Dikatakannya pula bahwa dengan jumlah penduduk yang sangat besar, Indonesia menjadi pasar potensial bagi peredaran narkoba. "Tentunya kita tak ingin anak cucu kita menjadi korban narkoba," katanya.

Ketika ditanya terjadinya ketegangan hubungan diplomatik ketika hukuman mati diterapkan kepada warga asing, Ahwil Lutan mengatakan peran duta besar harus dioptimalkan untuk menjelaskan pelaksanaan hukuman mati tersebut.

"Dubes merupakan `Public Relation` (PR) pemerintah Indonesia untuk memberikan keterangan resmi," kata Ahwil yang juga mantan Dubes RI untuk Meksiko.

Seorang Dubes, kata dia lebih lanjut, harus bisa berkata benar tidak boleh berbohong, karena jika sedikit saja berbohong maka akan berakibat fatal.

Sementara itu, Rektor Universitas Pancasila, Wahono Sumaryono mengatakan, Presiden Joko Widodo menyatakan Indonesia sudah darurat narkoba. Jadi seluruh elemen bangsa harus waspada untuk siap siaga menghadapi kemungkinan terburuk maslah dan musibah narkoba.

"Pelaku pengedar narkoba harus dihukum dengan tegas," katanya.

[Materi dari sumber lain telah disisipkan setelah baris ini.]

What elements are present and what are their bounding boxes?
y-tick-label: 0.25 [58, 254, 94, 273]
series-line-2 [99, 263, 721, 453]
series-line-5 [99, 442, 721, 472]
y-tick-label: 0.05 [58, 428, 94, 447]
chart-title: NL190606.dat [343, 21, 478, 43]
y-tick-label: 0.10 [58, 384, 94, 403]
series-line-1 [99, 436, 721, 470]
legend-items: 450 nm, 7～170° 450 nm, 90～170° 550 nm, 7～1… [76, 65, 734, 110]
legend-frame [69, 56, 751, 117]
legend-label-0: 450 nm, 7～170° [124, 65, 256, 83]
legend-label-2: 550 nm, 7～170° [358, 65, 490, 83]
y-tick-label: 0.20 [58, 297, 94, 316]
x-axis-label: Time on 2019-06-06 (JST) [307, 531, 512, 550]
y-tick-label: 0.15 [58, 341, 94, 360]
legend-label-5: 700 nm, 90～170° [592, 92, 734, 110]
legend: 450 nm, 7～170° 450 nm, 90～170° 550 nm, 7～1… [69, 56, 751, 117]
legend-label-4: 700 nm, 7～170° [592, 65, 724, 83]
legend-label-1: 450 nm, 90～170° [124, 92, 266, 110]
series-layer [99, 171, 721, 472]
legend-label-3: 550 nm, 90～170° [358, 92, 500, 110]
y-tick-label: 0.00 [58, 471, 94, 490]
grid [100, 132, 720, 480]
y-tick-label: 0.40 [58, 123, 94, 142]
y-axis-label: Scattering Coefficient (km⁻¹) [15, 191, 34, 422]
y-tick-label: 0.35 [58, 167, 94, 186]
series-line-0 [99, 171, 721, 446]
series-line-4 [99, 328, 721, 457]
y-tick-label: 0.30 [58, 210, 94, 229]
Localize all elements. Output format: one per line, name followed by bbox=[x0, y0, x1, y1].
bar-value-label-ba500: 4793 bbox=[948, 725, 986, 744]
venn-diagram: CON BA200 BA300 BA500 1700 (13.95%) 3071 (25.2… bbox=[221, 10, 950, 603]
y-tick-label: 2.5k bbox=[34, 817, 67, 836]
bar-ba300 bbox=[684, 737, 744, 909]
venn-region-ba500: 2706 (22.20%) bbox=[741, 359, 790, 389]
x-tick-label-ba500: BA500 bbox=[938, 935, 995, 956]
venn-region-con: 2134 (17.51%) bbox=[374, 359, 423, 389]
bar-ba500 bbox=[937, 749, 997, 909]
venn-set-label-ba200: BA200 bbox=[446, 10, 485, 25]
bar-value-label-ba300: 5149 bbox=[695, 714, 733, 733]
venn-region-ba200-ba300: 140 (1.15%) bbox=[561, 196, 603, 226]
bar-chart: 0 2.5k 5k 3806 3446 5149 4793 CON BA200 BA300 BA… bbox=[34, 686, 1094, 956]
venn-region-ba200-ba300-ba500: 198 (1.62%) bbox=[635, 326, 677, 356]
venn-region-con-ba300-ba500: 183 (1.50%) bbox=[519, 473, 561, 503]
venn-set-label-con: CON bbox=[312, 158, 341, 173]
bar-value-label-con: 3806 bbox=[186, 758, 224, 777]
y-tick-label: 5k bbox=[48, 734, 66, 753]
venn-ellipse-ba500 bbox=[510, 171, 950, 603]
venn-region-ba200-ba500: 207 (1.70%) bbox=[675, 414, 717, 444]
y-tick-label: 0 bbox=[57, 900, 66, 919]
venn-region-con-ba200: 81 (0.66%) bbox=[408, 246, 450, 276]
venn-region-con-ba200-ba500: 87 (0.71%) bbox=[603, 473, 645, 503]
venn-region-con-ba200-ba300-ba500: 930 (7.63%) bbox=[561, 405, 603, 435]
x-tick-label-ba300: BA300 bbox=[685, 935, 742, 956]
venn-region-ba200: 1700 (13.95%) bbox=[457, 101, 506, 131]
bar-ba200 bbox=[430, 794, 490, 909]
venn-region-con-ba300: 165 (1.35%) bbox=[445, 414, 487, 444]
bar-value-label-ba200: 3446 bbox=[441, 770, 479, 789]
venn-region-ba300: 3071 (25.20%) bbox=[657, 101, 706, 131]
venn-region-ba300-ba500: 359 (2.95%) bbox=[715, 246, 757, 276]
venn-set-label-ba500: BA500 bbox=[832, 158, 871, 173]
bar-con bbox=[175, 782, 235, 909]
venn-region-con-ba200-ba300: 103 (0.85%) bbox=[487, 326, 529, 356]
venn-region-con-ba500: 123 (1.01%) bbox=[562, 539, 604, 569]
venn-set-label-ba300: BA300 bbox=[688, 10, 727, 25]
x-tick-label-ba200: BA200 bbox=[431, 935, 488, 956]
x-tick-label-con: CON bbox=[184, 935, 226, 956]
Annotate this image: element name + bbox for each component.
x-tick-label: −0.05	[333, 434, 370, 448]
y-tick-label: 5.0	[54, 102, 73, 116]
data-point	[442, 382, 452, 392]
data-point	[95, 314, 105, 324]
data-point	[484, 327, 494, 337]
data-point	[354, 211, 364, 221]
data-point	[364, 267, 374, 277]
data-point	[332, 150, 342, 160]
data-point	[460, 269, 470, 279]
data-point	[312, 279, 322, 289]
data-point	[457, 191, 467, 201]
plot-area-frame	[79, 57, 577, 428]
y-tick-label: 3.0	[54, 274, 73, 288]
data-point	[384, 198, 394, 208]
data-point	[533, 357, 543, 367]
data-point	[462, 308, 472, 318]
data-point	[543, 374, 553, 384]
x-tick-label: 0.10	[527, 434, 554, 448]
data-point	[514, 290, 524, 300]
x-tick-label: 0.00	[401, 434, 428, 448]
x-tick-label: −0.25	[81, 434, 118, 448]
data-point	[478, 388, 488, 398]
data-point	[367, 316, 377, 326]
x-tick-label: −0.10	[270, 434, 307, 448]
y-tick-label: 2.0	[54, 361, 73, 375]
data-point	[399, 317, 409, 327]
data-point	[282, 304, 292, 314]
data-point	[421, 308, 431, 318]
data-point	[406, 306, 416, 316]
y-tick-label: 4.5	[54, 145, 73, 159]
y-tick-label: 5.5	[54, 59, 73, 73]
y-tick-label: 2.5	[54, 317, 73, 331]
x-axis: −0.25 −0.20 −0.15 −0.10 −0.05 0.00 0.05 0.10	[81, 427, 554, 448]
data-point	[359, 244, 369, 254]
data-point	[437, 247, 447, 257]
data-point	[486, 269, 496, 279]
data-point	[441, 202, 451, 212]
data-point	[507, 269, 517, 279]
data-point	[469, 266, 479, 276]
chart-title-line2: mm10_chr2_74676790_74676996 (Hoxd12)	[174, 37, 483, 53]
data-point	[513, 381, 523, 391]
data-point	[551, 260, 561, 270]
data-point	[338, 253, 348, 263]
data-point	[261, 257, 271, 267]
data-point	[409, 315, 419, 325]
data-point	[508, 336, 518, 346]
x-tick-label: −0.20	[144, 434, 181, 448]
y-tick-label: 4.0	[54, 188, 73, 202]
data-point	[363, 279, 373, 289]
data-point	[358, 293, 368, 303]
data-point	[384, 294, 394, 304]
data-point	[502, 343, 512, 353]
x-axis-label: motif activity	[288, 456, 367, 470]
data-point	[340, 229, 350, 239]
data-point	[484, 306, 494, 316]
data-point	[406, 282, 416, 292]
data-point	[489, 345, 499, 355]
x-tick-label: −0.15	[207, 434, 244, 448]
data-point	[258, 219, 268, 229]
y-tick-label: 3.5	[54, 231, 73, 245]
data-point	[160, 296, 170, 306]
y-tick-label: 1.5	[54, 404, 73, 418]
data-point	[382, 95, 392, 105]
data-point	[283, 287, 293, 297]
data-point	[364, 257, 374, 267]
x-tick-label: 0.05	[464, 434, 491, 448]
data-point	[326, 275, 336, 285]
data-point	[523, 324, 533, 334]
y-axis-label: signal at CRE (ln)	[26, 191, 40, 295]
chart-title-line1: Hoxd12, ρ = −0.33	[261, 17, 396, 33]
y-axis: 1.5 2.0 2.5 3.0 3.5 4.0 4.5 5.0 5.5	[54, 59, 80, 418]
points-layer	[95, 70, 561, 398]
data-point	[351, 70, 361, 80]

Ia menjelaskan, hasil survei BNN dan Universitas Indonesia (UI) sejak 2004, 2008, 2011, dan 2014 terjadi peningkatan jumlah coba pakai penyalahguna narkoba. Pada 2014 estimasi jumlah coba-coba pakai penyalahgunaan narkoba mencapai 1,6 juta atau 20,19 persen, atau meningkat 6,63 persen dari survei 2011.

"Kami menyadari ancaman narkoba berbahaya bagi kelangsungan proses belajar mengajar di kampus tersebut," katanya.

Wahono menjelaskan, sejak setahun terakhir ini sudah delapan mahasiswa Universitas Pancasila dengan terpaksa dikeluarkan dari perguruan tinggi tersebut karena terlibat narkoba. "Tahun ini (2015) kami akan menerapkan tes urine bagi mahasiswa baru UP," katanya.